In spiny neurons, two types of changes have been observed, each affecting the nerve cells' dendrites. Dendrites, found on every nerve cell, extend out from the cell body and are responsible for receiving messages from other nerve cells. In the intermediate stages of HD, dendrites grow out of control. New, incomplete branches form and other branches become contorted. In advanced severe stages of HD, degenerative changes cause sections of dendrites to swell, break off, or disappear altogether. Investigators believe that these alterations may be an attempt by the cell to rebuild nerve cell contacts lost early in the disease. As the new dendrites establish connections, however, they may in fact contribute to nerve cell death.

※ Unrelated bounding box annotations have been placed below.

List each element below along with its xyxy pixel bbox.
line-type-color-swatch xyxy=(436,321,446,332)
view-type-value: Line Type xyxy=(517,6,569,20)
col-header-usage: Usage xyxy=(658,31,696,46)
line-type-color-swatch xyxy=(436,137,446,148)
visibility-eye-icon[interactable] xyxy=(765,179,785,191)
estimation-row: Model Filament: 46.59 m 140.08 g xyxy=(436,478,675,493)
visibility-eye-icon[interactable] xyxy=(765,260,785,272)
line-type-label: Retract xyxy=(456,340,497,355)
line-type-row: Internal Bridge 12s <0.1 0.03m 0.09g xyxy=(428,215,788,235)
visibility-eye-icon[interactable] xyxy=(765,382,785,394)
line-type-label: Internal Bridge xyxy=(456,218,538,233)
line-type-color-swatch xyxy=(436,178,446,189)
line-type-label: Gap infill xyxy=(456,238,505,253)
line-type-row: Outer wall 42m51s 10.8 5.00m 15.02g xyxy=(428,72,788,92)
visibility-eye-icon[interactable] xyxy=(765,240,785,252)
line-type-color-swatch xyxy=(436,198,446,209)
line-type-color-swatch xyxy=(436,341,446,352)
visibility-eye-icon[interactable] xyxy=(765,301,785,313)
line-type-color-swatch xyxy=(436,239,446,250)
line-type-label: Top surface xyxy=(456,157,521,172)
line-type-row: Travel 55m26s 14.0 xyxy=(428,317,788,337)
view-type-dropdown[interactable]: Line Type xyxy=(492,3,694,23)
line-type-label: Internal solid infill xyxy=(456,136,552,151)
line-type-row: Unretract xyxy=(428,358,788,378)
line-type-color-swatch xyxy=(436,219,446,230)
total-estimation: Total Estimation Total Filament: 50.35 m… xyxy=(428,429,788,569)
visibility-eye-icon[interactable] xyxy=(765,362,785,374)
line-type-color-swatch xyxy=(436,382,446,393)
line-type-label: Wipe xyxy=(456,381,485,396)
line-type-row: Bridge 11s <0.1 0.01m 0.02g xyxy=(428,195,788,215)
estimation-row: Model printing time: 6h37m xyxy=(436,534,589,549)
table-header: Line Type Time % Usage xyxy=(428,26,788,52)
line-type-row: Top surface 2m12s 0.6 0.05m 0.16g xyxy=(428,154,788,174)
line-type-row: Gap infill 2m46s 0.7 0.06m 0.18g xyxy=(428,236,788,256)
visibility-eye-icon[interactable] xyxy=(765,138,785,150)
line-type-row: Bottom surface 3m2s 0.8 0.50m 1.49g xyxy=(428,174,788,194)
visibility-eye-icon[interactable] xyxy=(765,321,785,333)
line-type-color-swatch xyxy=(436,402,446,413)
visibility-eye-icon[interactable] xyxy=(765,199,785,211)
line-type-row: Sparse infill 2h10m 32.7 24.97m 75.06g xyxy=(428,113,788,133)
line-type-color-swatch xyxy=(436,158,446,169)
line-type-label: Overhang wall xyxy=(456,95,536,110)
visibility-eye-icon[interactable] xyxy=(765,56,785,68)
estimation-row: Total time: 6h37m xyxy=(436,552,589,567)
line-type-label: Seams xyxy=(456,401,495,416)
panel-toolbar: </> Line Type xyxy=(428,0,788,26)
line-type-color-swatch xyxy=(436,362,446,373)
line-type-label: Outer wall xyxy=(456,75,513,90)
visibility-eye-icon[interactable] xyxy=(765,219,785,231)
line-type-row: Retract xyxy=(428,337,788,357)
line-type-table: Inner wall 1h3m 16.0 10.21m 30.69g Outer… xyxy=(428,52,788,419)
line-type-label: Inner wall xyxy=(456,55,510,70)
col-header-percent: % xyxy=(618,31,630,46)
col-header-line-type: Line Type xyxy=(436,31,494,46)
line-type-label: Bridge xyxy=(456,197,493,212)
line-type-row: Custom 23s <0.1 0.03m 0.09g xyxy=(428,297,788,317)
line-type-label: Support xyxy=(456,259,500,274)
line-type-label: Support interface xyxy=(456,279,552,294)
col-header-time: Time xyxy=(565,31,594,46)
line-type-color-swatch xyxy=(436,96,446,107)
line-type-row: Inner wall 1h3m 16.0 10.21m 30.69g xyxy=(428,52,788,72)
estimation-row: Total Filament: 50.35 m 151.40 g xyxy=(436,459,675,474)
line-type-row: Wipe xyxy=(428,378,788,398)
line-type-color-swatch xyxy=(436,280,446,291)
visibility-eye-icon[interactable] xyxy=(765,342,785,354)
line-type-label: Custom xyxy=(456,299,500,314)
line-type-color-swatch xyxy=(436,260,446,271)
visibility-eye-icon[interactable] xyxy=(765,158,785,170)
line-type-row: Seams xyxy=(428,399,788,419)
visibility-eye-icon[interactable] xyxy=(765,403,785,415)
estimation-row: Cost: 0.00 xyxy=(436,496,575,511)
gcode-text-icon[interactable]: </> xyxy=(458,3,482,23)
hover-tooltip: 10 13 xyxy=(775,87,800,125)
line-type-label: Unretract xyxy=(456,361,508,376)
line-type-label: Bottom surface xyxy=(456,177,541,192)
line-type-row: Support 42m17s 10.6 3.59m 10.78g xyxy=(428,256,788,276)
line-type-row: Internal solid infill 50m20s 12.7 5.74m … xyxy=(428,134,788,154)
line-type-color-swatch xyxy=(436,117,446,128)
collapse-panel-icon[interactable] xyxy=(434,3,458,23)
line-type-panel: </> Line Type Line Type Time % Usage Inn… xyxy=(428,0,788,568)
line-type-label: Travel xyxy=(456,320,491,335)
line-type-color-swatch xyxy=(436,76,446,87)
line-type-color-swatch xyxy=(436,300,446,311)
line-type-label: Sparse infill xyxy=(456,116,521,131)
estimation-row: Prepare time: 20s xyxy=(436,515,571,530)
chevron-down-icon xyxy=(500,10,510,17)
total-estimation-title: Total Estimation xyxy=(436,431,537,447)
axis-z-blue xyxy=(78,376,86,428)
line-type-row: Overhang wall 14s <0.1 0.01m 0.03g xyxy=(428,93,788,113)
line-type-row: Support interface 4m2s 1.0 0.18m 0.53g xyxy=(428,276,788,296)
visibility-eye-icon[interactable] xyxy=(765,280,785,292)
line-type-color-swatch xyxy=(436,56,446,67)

Huntington's disease (HD) is not fatal in itself. People with HD have a shorter life expectancy and die of life-threatening complications related to the disease. Pneumonia (a bacterial infection in the lungs and respiratory system) and heart disease (including heart attack, congestive heart failure or CHF, and atherosclerosis or hardening of the arteries) are the two leading causes of death for people with HD. Additionally, HD patients have higher incidence of choking and respiratory complications, gastrointestinal diseases (such as cancer of the pancreas), and suicide than the non-HD population.
One of the chief symptoms of HD is the inability to produce coordinated movements. In the latter stages of the disease, lack of muscle coordination becomes more pronounced to the point that people have difficulty swallowing. Swallowing is actually a complex series of movements by muscles in the throat to ensure passage of food into the esophagus (gastrointestinal tract) rather than the trachea (respiratory tract). As a result of these movements, the epiglottis, a flap that acts as a valve in the throat, prevents food from entering the airway. People with HD often lack this coordination, and food will accidentally enter the respiratory tract, leading to choking. Moreover, when food particles manage to get into the trachea (the "wind pipe" leading to the lungs), instead of the esophagus (the "food pipe" leading to the stomach), the lungs can become infected and cause what is known as aspiration pneumonia.
Although pneumonia is relatively common among people in the general population, it is only fatal in about five percent of HD cases. Researchers have demonstrated that stress imposed on a person for prolonged periods of time can severely damage the body's ability to fight off diseases. Long-term release of the stress hormone cortisol, released from the adrenal glands, can eventually suppress the immune system and cause other problems including hypertension (high blood pressure), impaired glucose tolerance (lack of blood sugar control), and weight gain. The physical, cognitive (thinking and memory), and psychiatric symptoms of HD add a great deal of stress to everyday life for these patients.
In addition, although studies have shown that suicide is not a leading cause of death for HD patients, suicide rates are higher than among the rest of the population. This is probably due to a combination of factors, including neuropsychiatric changes induced by HD and the added stress of daily life. Neuropsychiatric changes include mood disturbances (such as depression and anxiety), bipolar disorder (manic depressive illness), psychosis, and addiction.